By Carlos Tseng
A triumph at Sundance Film Festival and an even bigger success at Toronto and London, Call Me Your Name offers a nuanced insight into the human condition. It is a film that satisfies those who have yearned for that deep sensitivity and grandeur, which can be hard to find nowadays. In an era dominated by superhero flicks, Luca Guadagnino has created a modern masterpiece which stands tall among its contemporaries.

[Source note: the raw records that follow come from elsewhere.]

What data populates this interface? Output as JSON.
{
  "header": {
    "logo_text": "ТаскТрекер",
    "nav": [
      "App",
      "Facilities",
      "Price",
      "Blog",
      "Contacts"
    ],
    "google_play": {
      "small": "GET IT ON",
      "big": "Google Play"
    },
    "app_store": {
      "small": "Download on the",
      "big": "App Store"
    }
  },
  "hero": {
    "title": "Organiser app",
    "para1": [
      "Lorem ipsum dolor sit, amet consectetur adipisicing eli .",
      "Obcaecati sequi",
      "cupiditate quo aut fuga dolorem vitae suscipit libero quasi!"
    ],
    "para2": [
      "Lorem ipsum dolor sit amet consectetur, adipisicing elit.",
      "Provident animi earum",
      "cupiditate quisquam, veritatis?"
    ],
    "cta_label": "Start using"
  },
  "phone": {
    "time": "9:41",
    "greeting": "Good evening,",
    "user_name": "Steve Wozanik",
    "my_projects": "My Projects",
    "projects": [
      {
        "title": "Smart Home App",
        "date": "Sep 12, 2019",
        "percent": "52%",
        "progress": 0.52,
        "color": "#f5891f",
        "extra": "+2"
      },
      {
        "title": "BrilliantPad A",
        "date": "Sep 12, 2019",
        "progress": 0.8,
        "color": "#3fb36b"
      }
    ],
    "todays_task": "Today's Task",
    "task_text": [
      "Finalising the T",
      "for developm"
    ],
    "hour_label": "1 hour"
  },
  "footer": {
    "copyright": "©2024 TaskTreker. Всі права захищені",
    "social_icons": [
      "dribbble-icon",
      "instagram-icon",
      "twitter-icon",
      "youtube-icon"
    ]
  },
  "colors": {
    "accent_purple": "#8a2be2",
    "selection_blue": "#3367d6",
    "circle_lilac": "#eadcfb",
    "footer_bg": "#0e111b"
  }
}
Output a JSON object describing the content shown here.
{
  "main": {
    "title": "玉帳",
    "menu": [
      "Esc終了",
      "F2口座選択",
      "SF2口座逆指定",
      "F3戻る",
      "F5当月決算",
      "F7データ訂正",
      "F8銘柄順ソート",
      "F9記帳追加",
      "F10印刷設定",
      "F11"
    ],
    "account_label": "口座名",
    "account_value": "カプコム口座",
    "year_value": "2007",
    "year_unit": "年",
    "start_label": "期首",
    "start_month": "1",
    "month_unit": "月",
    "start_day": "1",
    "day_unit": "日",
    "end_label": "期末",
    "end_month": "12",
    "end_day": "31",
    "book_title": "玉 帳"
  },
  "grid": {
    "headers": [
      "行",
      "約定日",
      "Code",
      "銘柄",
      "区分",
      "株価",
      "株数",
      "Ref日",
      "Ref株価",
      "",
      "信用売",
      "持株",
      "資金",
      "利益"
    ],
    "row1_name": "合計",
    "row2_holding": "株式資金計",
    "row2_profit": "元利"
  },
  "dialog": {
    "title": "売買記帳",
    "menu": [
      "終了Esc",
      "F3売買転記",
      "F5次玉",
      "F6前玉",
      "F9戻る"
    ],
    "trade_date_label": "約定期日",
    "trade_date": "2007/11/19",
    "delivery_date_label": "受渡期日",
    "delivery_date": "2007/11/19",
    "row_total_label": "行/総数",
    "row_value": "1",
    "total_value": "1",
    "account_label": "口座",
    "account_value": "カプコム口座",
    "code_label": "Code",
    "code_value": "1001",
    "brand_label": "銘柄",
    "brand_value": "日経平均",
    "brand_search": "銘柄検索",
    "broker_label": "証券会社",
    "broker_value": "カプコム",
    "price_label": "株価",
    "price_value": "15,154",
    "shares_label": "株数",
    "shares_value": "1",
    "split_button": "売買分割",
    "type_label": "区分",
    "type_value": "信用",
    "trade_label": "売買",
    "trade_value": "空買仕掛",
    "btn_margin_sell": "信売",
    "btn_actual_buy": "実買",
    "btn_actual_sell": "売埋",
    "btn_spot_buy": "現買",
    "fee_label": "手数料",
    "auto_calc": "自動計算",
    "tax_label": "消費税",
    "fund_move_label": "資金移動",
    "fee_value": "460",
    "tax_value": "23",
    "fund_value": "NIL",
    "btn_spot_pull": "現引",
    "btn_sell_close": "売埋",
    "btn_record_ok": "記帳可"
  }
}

It’s already been noted that it has been a great year for LGBT films, with releases like Carol (Todd Haynes) and last year’s Academy Award winner for Best Picture, Moonlight (Barry Jenkins). Call Me By Your Name tells the tale of 17 year old Elio (Timothee Chalamet) and his romance with 24 year old Oliver (Armie Hammer) during a summer vacation in North Italy. Much praise must go to the two leads, Chalamet and Hammer, who deliver heartfelt performances on difficult issues of love, friendship and lust. It’s sentimental but it’s that kind of turbulent romance that will grab you in ways which heterosexual romance films don’t. The uncontrollable, unconditional love Elio and Oliver have for one another is simply beautiful, but it’s also brand new for both of them. The film is a journey as Elio begins to transition out of adolescence, and Oliver, a confident American graduate, also realizes his own secret desires. It’s an unlikely friendship, and an even more unlikely romance but the chemistry is so believable, audiences will be simply stunned.

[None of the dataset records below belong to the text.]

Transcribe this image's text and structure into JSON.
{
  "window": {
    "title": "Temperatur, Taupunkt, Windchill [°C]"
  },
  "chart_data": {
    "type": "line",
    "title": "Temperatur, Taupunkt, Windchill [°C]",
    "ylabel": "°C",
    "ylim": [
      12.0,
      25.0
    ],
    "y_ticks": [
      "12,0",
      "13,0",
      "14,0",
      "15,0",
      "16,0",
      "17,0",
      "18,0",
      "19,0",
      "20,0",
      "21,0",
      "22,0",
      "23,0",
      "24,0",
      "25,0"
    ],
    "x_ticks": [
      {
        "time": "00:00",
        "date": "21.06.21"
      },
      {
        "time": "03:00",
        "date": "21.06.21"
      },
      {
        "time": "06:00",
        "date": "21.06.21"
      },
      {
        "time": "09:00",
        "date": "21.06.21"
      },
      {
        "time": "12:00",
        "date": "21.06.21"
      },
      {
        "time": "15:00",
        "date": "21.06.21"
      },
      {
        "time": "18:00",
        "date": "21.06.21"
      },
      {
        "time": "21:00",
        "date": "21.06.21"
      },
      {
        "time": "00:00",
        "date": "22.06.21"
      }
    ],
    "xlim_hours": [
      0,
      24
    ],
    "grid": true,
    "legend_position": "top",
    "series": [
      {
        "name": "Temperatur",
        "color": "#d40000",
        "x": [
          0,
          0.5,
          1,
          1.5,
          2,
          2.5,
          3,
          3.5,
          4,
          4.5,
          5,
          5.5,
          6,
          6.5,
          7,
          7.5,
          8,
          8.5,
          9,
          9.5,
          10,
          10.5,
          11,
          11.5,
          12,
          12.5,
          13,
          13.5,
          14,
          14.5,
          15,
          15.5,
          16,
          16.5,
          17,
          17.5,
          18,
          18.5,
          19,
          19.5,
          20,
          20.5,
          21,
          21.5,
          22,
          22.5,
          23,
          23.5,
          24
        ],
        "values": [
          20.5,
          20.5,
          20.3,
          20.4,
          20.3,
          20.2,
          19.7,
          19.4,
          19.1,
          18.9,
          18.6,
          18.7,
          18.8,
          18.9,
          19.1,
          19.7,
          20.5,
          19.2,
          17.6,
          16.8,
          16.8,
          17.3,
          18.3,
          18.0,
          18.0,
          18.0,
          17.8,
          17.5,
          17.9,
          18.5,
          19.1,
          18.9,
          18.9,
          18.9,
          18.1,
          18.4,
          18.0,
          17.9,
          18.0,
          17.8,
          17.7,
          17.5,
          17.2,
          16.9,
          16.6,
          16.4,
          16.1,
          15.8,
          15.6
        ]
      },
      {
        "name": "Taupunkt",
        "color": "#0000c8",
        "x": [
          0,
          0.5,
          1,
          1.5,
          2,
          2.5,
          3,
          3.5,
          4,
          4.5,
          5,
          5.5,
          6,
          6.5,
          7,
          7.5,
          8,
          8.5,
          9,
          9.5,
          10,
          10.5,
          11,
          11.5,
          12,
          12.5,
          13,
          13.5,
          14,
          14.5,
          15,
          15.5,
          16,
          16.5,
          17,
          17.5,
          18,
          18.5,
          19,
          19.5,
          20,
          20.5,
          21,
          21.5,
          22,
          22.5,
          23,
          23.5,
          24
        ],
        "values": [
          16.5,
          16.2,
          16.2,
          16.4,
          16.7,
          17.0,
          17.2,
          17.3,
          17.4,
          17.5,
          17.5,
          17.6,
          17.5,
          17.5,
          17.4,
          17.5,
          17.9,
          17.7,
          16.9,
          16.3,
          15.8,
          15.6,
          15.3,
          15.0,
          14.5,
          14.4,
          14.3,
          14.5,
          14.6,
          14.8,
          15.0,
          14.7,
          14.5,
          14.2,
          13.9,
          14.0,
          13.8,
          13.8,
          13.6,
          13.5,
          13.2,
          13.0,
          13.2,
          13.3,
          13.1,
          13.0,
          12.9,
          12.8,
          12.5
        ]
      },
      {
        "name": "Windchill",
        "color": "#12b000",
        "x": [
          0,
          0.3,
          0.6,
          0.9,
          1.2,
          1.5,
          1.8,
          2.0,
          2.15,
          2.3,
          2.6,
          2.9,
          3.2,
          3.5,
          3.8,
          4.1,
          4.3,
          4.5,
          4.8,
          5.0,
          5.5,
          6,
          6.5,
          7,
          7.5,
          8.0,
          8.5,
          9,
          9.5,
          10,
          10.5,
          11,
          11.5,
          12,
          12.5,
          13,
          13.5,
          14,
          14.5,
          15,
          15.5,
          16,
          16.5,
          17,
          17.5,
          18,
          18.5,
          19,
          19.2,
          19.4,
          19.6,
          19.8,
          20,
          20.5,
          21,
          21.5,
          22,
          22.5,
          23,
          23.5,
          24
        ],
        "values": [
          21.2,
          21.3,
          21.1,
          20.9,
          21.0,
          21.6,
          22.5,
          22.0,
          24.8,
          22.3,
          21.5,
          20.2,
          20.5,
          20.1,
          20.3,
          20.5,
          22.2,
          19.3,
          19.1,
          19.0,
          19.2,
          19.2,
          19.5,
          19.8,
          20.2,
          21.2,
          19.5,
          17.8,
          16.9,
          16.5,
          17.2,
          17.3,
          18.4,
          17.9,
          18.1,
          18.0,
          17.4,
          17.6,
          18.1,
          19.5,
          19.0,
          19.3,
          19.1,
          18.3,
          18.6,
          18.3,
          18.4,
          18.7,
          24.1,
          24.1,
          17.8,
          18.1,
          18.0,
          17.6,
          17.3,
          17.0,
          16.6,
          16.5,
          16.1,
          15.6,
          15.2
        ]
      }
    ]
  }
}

It must also be mentioned that there is still stigma against homosexuality in films. I certainly can’t imagine the reception Maurice received when it was first released in 1987, but the comments sections for online trailers and social media platforms have indicated that there is still some room for change in the way we perceive homosexuality. Luca Guadagnino is not alone this year as Francis Lee and Eliza Hittman have both directed acclaimed homosexuality-themed films, God’s Own Country and Beach Rats respectively.

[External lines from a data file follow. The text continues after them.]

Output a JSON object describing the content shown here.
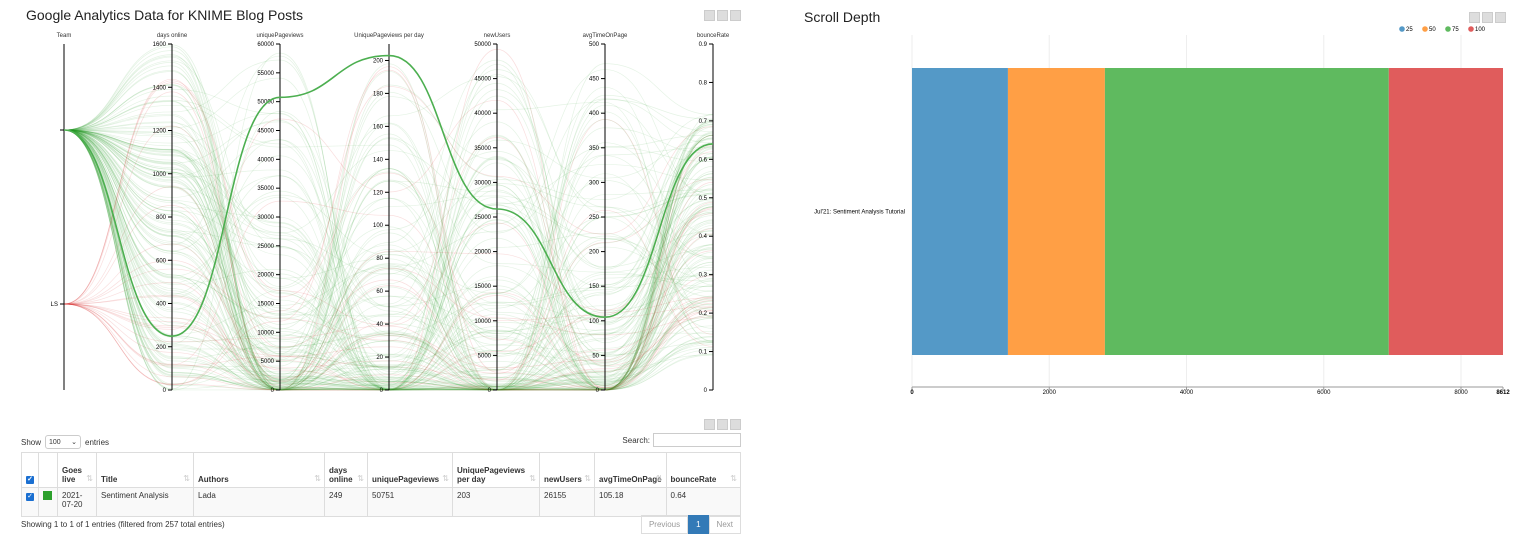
{
  "left_panel": {
    "title": "Google Analytics Data for KNIME Blog Posts"
  },
  "right_panel": {
    "title": "Scroll Depth"
  },
  "chart_data": [
    {
      "type": "parallel-coordinates",
      "axes": [
        {
          "name": "Team",
          "categories": [
            "",
            "LS"
          ]
        },
        {
          "name": "days online",
          "range": [
            0,
            1600
          ],
          "ticks": [
            "0",
            "200",
            "400",
            "600",
            "800",
            "1000",
            "1200",
            "1400",
            "1600"
          ]
        },
        {
          "name": "uniquePageviews",
          "range": [
            0,
            60000
          ],
          "ticks": [
            "0",
            "5000",
            "10000",
            "15000",
            "20000",
            "25000",
            "30000",
            "35000",
            "40000",
            "45000",
            "50000",
            "55000",
            "60000"
          ]
        },
        {
          "name": "UniquePageviews per day",
          "range": [
            0,
            210
          ],
          "ticks": [
            "0",
            "20",
            "40",
            "60",
            "80",
            "100",
            "120",
            "140",
            "160",
            "180",
            "200"
          ]
        },
        {
          "name": "newUsers",
          "range": [
            0,
            50000
          ],
          "ticks": [
            "0",
            "5000",
            "10000",
            "15000",
            "20000",
            "25000",
            "30000",
            "35000",
            "40000",
            "45000",
            "50000"
          ]
        },
        {
          "name": "avgTimeOnPage",
          "range": [
            0,
            500
          ],
          "ticks": [
            "0",
            "50",
            "100",
            "150",
            "200",
            "250",
            "300",
            "350",
            "400",
            "450",
            "500"
          ]
        },
        {
          "name": "bounceRate",
          "range": [
            0,
            0.9
          ],
          "ticks": [
            "0",
            "0.1",
            "0.2",
            "0.3",
            "0.4",
            "0.5",
            "0.6",
            "0.7",
            "0.8",
            "0.9"
          ]
        }
      ],
      "highlighted": {
        "team": "",
        "days_online": 249,
        "uniquePageviews": 50751,
        "per_day": 203,
        "newUsers": 26155,
        "avgTimeOnPage": 105.18,
        "bounceRate": 0.64
      },
      "highlight_color": "#4caf50",
      "background_colors": [
        "#2ca02c",
        "#d62728"
      ]
    },
    {
      "type": "bar",
      "orientation": "horizontal",
      "stacked": true,
      "categories": [
        "Jul'21: Sentiment Analysis Tutorial"
      ],
      "series": [
        {
          "name": "25",
          "values": [
            1398
          ],
          "color": "#5499c7"
        },
        {
          "name": "50",
          "values": [
            1413
          ],
          "color": "#ff9f45"
        },
        {
          "name": "75",
          "values": [
            4137
          ],
          "color": "#5fba5f"
        },
        {
          "name": "100",
          "values": [
            1664
          ],
          "color": "#e05c5c"
        }
      ],
      "xlim": [
        0,
        8612
      ],
      "xticks": [
        "0",
        "2000",
        "4000",
        "6000",
        "8000",
        "8612"
      ],
      "legend": "top-right",
      "grid": true
    }
  ],
  "table": {
    "show_label": "Show",
    "entries_value": "100",
    "entries_label": "entries",
    "search_label": "Search:",
    "search_value": "",
    "columns": [
      "Goes live",
      "Title",
      "Authors",
      "days online",
      "uniquePageviews",
      "UniquePageviews per day",
      "newUsers",
      "avgTimeOnPage",
      "bounceRate"
    ],
    "rows": [
      [
        "2021-07-20",
        "Sentiment Analysis",
        "Lada",
        "249",
        "50751",
        "203",
        "26155",
        "105.18",
        "0.64"
      ]
    ],
    "info": "Showing 1 to 1 of 1 entries (filtered from 257 total entries)",
    "pager": {
      "previous": "Previous",
      "current": "1",
      "next": "Next"
    }
  }
}
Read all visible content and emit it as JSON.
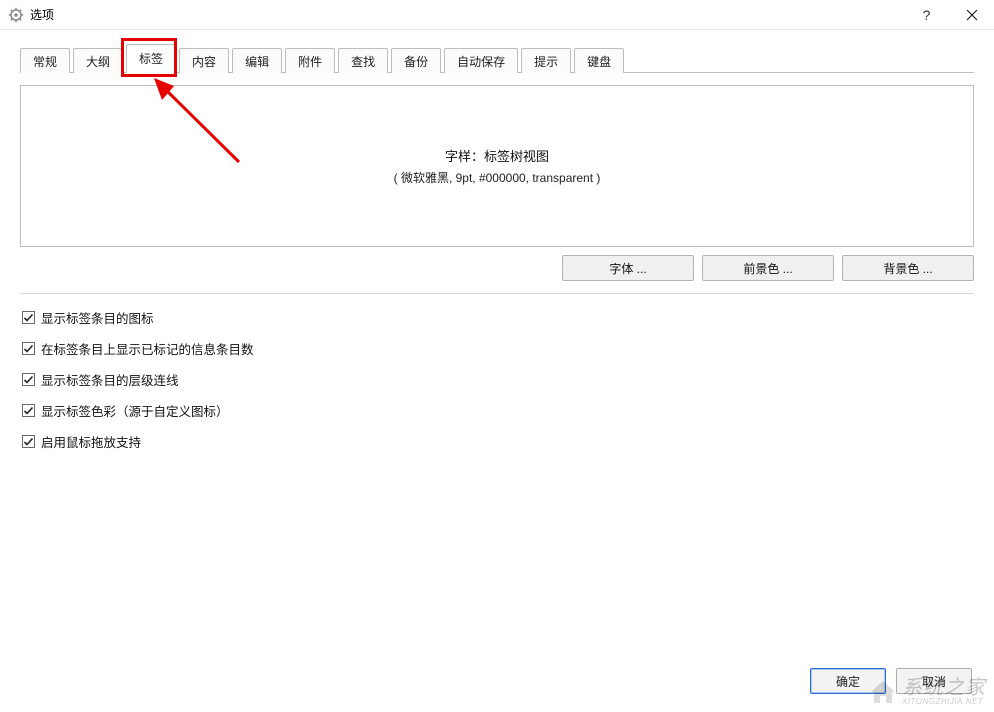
{
  "window": {
    "title": "选项",
    "help_symbol": "?",
    "close_symbol": "×"
  },
  "tabs": [
    {
      "label": "常规"
    },
    {
      "label": "大纲"
    },
    {
      "label": "标签",
      "active": true
    },
    {
      "label": "内容"
    },
    {
      "label": "编辑"
    },
    {
      "label": "附件"
    },
    {
      "label": "查找"
    },
    {
      "label": "备份"
    },
    {
      "label": "自动保存"
    },
    {
      "label": "提示"
    },
    {
      "label": "键盘"
    }
  ],
  "preview": {
    "line1": "字样：标签树视图",
    "line2": "( 微软雅黑, 9pt, #000000, transparent )"
  },
  "style_buttons": {
    "font": "字体 ...",
    "fg": "前景色 ...",
    "bg": "背景色 ..."
  },
  "checks": [
    {
      "label": "显示标签条目的图标",
      "checked": true
    },
    {
      "label": "在标签条目上显示已标记的信息条目数",
      "checked": true
    },
    {
      "label": "显示标签条目的层级连线",
      "checked": true
    },
    {
      "label": "显示标签色彩（源于自定义图标）",
      "checked": true
    },
    {
      "label": "启用鼠标拖放支持",
      "checked": true
    }
  ],
  "dialog_buttons": {
    "ok": "确定",
    "cancel": "取消"
  },
  "watermark": {
    "text": "系统之家",
    "sub": "XITONGZHIJIA.NET"
  }
}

But what makes Call Me By Your Name stand out from the crowd? It could be the acting or the script or the gentle soundtrack which accompanies the film. Ultimately, it is the masterful amalgamation of all the film’s separate elements. For those who are hesitant at the 130-minute runtime, fear not. There is every justification for this as Guadagnino exposes the fragility of human nature and the need for love and comfort. Call Me By Your Name takes off at a leisurely pace, but it is nonetheless raw and comes highly recommended. Brava!